The concept of stakeholder capitalism – with companies having a responsibility not just to shareholders but also to employees, customers, suppliers, communities and the planet – is now being recognised as not only desirable but essential for global survival.
The pandemic exposes the vulnerabilities that can arise where there has been a laser focus on shareholder primacy
It makes business sense, too. In a recent study, McKinsey demonstrated that considering wider needs and managing for the long term is not only good for stakeholders but also for companies as they outperform their peers.
The movement towards stakeholder capitalism received a boost in 2019, when 181 CEOs of the largest US corporations and members of the influential Business Roundtable discarded a long-time policy statement that defined a corporation’s principal purpose as the maximising of shareholder return.
Instead, they declared that companies should serve not only their shareholders but also their other stakeholders, including employees. This was followed last year with the adoption by the World Economic Forum of the Davos Manifesto, which embraced stakeholder and environment, social and governance (ESG) principles.
But just how committed is business to embracing ESG? In a recent study, Harvard Law School’s Lucian Bebchuk and Roberto Tallarita concluded that corporate leaders are generally still focused on shareholder value above all else.
This could change as the pandemic exposes the vulnerabilities that can arise where there has been a laser focus on shareholder primacy. For example, Covid-19 has served to highlight the fragility of companies where an emphasis on cost minimisation and efficiency maximisation favours single sourcing, which is especially susceptible to disruption.
The pandemic has also exposed the harsh conditions facing front-line essential workers whose critical contribution to the functioning of the economy and society has not been rewarded, as well as underlining the importance of social solidarity in the face of today’s inequalities and polarisation.
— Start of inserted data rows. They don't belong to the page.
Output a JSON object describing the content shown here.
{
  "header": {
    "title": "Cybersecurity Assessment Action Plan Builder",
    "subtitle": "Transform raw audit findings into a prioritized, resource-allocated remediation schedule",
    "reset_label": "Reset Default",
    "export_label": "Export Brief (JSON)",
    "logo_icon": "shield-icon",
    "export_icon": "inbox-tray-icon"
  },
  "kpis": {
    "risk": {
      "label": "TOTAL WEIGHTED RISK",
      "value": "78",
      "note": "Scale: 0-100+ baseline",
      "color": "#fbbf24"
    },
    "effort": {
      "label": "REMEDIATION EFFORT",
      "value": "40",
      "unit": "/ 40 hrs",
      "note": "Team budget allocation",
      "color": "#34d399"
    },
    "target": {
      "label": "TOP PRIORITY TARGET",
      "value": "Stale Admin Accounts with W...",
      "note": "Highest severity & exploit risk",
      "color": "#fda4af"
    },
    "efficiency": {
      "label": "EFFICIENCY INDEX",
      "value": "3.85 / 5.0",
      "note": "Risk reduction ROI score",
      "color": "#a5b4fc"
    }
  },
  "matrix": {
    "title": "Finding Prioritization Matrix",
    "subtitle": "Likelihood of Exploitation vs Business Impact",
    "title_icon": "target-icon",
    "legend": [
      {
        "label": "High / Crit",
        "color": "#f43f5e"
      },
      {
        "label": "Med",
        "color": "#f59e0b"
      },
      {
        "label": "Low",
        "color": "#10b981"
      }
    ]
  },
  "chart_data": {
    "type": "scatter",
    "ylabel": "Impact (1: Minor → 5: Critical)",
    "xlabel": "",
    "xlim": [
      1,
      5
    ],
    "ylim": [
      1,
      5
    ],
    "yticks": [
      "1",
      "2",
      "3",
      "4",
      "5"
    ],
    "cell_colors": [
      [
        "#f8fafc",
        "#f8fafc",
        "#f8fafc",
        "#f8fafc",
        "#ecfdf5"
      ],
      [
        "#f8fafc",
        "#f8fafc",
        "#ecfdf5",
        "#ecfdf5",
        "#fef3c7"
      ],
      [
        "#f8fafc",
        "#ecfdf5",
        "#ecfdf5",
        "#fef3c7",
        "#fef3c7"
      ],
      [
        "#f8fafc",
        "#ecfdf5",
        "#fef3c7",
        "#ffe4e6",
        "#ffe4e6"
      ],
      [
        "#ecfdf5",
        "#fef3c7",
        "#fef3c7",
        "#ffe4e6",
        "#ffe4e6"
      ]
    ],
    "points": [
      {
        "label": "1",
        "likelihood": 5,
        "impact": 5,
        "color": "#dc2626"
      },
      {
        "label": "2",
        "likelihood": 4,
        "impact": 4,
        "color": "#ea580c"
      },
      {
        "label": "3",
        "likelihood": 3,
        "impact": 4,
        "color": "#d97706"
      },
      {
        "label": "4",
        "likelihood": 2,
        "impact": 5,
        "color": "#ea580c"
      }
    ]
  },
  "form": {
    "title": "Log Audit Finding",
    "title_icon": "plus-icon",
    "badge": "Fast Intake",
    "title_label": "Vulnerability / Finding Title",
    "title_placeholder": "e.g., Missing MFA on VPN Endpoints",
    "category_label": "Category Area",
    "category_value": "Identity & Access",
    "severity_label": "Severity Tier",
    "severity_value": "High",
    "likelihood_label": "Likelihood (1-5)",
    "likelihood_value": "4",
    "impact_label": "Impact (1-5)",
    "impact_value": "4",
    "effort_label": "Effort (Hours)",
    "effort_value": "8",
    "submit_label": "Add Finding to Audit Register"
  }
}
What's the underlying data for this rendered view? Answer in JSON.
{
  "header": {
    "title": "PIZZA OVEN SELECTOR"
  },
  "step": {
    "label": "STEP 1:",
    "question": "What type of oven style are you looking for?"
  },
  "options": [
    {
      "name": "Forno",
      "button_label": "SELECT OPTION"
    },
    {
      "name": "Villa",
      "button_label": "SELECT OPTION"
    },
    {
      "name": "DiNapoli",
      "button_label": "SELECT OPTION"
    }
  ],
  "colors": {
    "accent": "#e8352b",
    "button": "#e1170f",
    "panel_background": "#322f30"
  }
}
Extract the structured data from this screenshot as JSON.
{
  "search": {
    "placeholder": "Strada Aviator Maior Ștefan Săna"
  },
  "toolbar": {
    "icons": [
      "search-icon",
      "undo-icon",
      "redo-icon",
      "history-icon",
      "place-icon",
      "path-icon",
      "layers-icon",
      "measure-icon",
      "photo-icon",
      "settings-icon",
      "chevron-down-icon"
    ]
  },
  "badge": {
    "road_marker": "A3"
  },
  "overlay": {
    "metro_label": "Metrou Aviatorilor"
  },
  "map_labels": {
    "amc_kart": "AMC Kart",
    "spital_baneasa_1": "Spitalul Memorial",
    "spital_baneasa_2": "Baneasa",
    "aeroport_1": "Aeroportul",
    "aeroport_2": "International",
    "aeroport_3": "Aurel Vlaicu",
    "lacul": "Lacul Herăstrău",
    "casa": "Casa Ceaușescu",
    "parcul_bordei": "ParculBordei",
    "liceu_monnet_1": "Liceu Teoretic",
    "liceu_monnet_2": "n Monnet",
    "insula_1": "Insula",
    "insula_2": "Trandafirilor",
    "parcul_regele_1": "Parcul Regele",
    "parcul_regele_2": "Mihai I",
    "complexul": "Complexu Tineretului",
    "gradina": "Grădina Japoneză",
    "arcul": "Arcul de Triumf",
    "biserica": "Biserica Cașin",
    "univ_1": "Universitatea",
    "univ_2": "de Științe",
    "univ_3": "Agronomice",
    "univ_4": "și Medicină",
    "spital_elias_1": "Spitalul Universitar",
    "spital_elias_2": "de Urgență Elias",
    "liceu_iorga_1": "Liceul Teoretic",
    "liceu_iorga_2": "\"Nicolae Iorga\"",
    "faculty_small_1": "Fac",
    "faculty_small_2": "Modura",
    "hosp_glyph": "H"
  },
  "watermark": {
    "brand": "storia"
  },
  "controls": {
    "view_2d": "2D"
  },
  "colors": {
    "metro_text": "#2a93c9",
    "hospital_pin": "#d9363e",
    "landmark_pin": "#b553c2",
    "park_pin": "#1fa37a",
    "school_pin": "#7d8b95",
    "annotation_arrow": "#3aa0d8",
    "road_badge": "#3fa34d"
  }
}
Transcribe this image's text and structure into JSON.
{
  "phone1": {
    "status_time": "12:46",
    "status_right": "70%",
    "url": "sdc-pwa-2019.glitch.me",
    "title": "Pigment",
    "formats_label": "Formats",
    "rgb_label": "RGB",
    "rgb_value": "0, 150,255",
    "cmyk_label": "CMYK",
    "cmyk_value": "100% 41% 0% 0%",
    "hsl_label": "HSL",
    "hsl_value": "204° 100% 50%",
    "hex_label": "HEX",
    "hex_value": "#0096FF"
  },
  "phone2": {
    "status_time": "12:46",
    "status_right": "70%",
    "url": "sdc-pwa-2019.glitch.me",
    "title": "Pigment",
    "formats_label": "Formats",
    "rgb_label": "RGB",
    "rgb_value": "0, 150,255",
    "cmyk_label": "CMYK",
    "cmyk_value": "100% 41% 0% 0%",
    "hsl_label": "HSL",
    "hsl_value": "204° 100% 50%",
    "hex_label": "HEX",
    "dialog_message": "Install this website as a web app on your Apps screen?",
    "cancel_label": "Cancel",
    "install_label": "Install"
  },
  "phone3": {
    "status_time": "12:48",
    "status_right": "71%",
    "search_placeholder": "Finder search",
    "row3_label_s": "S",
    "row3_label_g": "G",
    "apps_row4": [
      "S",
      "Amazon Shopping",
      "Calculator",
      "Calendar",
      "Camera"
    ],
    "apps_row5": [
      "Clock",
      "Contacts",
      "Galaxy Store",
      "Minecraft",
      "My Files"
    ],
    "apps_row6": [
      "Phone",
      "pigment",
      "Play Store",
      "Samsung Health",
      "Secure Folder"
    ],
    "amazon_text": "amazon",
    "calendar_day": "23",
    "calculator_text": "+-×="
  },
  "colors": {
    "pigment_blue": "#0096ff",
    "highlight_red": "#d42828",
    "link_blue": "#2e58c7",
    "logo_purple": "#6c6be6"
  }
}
Which way for the pendulum?
Whether the pendulum is truly swinging towards a more stakeholder-centric form of capitalism is dependent on many considerations. For example, will activist hedge funds continue to demand with the same intensity that companies maximise shareholder value? Will private equity, equally focused on shareholder value maximisation, expand into an increasing number of sectors? Or will social solidarity create the conditions for a return to the stakeholder capitalism that dominated in the post-war period?
In their recent analysis of the US over the past 125 years, Robert Putman and Shaylyn Romney Garrett suggest that society goes through cycles of equality, cohesion and altruism. If so, the signs now are that the pendulum is swinging back to an era of greater solidarity, favouring stakeholder capitalism with positive outcomes for equality and social cohesion.
The birth of shareholder value
In 1970, US economist Milton Friedman’s New York Times essay ‘The Social Responsibility of Business is to Increase its Profits’ argued that companies’ only purpose was to make money. This message heralded the emergence of the belief that the maximisation of shareholder value should sit at the centre of capitalism – a message uncritically promoted by business schools in the decades to come.
As a result, income inequality increased as the ratio between the remuneration of top-level executives to employees grew ever wider and the interests of other stakeholders were at best ignored in favour of short-termism. The pursuit of shareholder value also led to the hollowing out of the corporation, with the outsourcing of many functions leading to an erosion in conditions and pay. In turn, this contributed to the creation of the ‘precariat’: low-paid workers with little job security.